Lacy is the kind of mother who leaves an encouraging note for Peter beside his cereal bowl every morning and packs him a lunch every day. But she doesn’t know that Joey bullies him, and she punishes Peter for not standing up for himself at school. Her attempts to be loving and supportive often backfire. She buys Peter a Superman binder that prompts classmates to tease him, and her advice to tell Josie about his feelings ends in Peter’s humiliation. After finding a packet of heroin while cleaning Joey’s room, Lacy is afraid to look too hard in Peter’s room.

Lewis is not as close to Peter as Lacy, although he teaches him how to hunt. Lacy and Lewis don’t monitor Peter’s computer use and miss several clues that he might be planning something violent. After the shooting, Lacy finds bomb-making materials in Peter’s closet, and she and Lewis admit to trusting Peter too much. They blame themselves for their son’s actions and question which of their parenting decisions caused Peter to lash out so violently. Both Lacy and Lewis apologize to Peter in jail.

Alex’s mother died of breast cancer when she was 5, and she was raised by her father. He wasn’t affectionate, and she used academics to get his attention. Like her father, Alex is more at home in a courtroom than in her own home with her child.

Josie’s father was a married man who forced Alex to choose between losing him or terminating the pregnancy. When Josie contacts him, he is in the process of running in an election.

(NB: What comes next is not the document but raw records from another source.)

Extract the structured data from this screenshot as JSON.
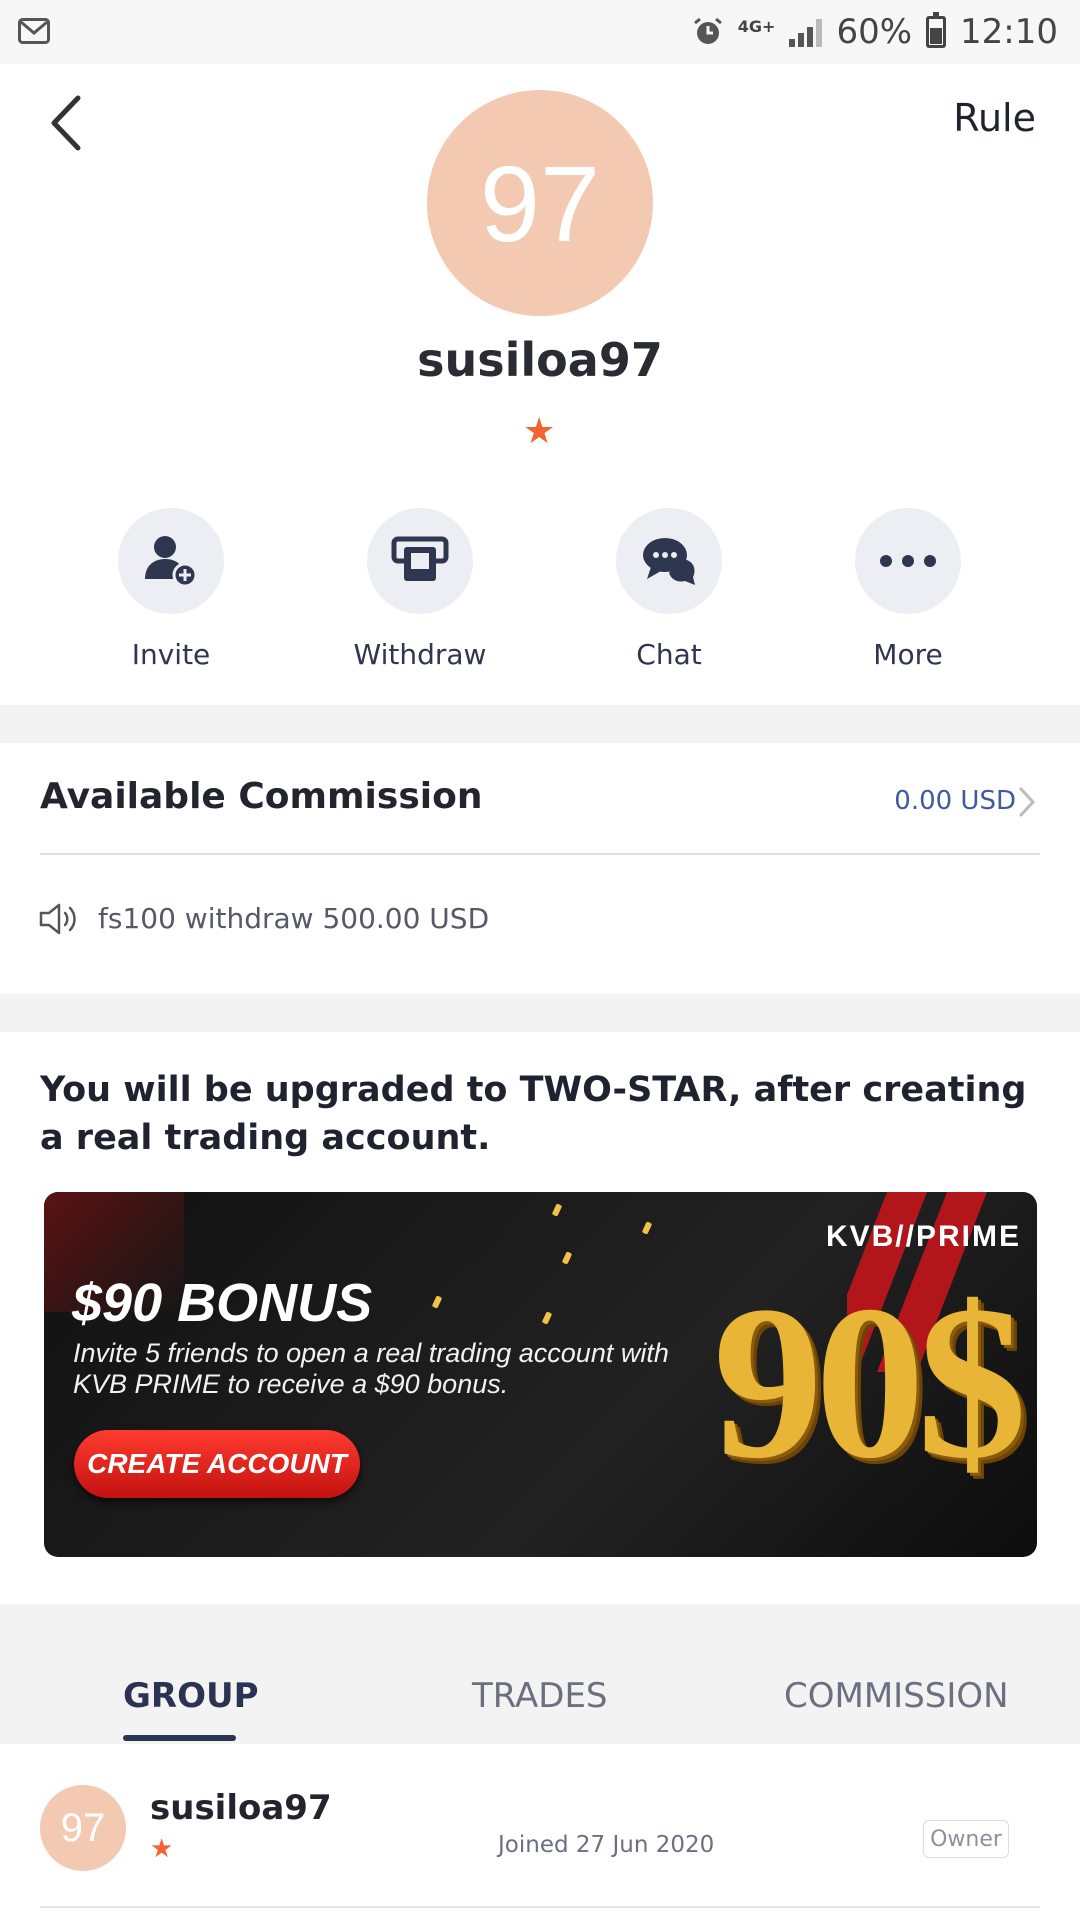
{
  "status_bar": {
    "network": "4G+",
    "battery": "60%",
    "time": "12:10"
  },
  "header": {
    "rule_label": "Rule",
    "avatar_initials": "97",
    "username": "susiloa97",
    "star_rating": 1
  },
  "actions": [
    {
      "label": "Invite",
      "icon": "invite-user-icon"
    },
    {
      "label": "Withdraw",
      "icon": "withdraw-icon"
    },
    {
      "label": "Chat",
      "icon": "chat-icon"
    },
    {
      "label": "More",
      "icon": "more-icon"
    }
  ],
  "commission": {
    "title": "Available Commission",
    "value": "0.00 USD",
    "notice": "fs100 withdraw 500.00 USD"
  },
  "upgrade": {
    "text": "You will be upgraded to TWO-STAR, after creating a real trading account."
  },
  "banner": {
    "brand": "KVB//PRIME",
    "headline": "$90 BONUS",
    "description": "Invite 5 friends to open a real trading account with KVB PRIME to receive a $90 bonus.",
    "cta": "CREATE ACCOUNT",
    "big_text": "90$",
    "colors": {
      "gold": "#e8b536",
      "cta_red": "#d71a14"
    }
  },
  "tabs": [
    {
      "label": "GROUP",
      "active": true
    },
    {
      "label": "TRADES",
      "active": false
    },
    {
      "label": "COMMISSION",
      "active": false
    }
  ],
  "members": [
    {
      "initials": "97",
      "name": "susiloa97",
      "joined": "Joined 27 Jun 2020",
      "role": "Owner",
      "stars": 1
    }
  ],
  "colors": {
    "avatar": "#f3c9b2",
    "star": "#f26430",
    "accent_text": "#3f5aa0",
    "tab_active": "#2a3352"
  }
}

He assumes that she is blackmailing him and tries to buy her silence when all she wants to do is talk to him.

A teacher favors cheerleaders, giving them good grades even if they don’t deserve them. Throughout Peter’s school career, teachers infrequently intervene to stop bullying, but their involvement often intensifies the abuse. The Sterling High gym teacher admits to being aware of the locker room violence but believes that it’s all part of growing up.

Profanity & Violence

Profanity includes the following: a–, a–hole, b–tard, b–ch, bulls—, d–n, d–k, fag, the f-word, h—, p—, pr–k, s—. Misuses of God’s name are sometimes paired with d–n. Jesus’ name is also misused. Students call Peter a homo and a queer. Other coarse names for homosexuals and lesbians are used. Alex spells swear words with math manipulatives on open school night.

The crime scene, described by Patrick Ducharme, is gruesome. Peter wounds and kills students and teachers. He shoots people in the leg, in the face and in the torso. People bleed while their friends apply pressure to gaping wounds so large that their intestines are spilling out. Josie shoots Matt in the stomach, and blood comes out of his mouth before Peter shoots him in the head. Patrick slips in pools of blood, and blood spatters are on the walls. A wounded teen falls out of a second story window.

Peter sets off a bomb in Matt’s car. Patrick and Alex recall other violent cases. In one, a man tied himself to the train tracks. His head and limbs were severed. In others, battered women kill their sleeping husbands. One woman stabs her husband 46 times. Another woman slices off her husband’s penis.

Peter and other students at Sterling are the victims of daily bullying that begins in elementary school and continues through high school. In kindergarten, Peter’s lunchbox is repeatedly stolen and thrown out the bus window. Students throw spitballs at sleeping kids, shooting the wads of soggy paper into their hair and sometimes into their mouths. Students are hung on hooks from their underwear and given wedgies. Chairs are pulled out from beneath them, they’re tripped on the stairs, and their heads are shoved into toilets. Once, Peter is beaten up so badly on the way home that he needs stitches. He is the victim of online harassment. He is pushed, teased and called names. Peter’s brother, Joey, says Peter is adopted and that his mom was a crack whore. Peter creates a video game where players move through a school killing athletes and popular kids.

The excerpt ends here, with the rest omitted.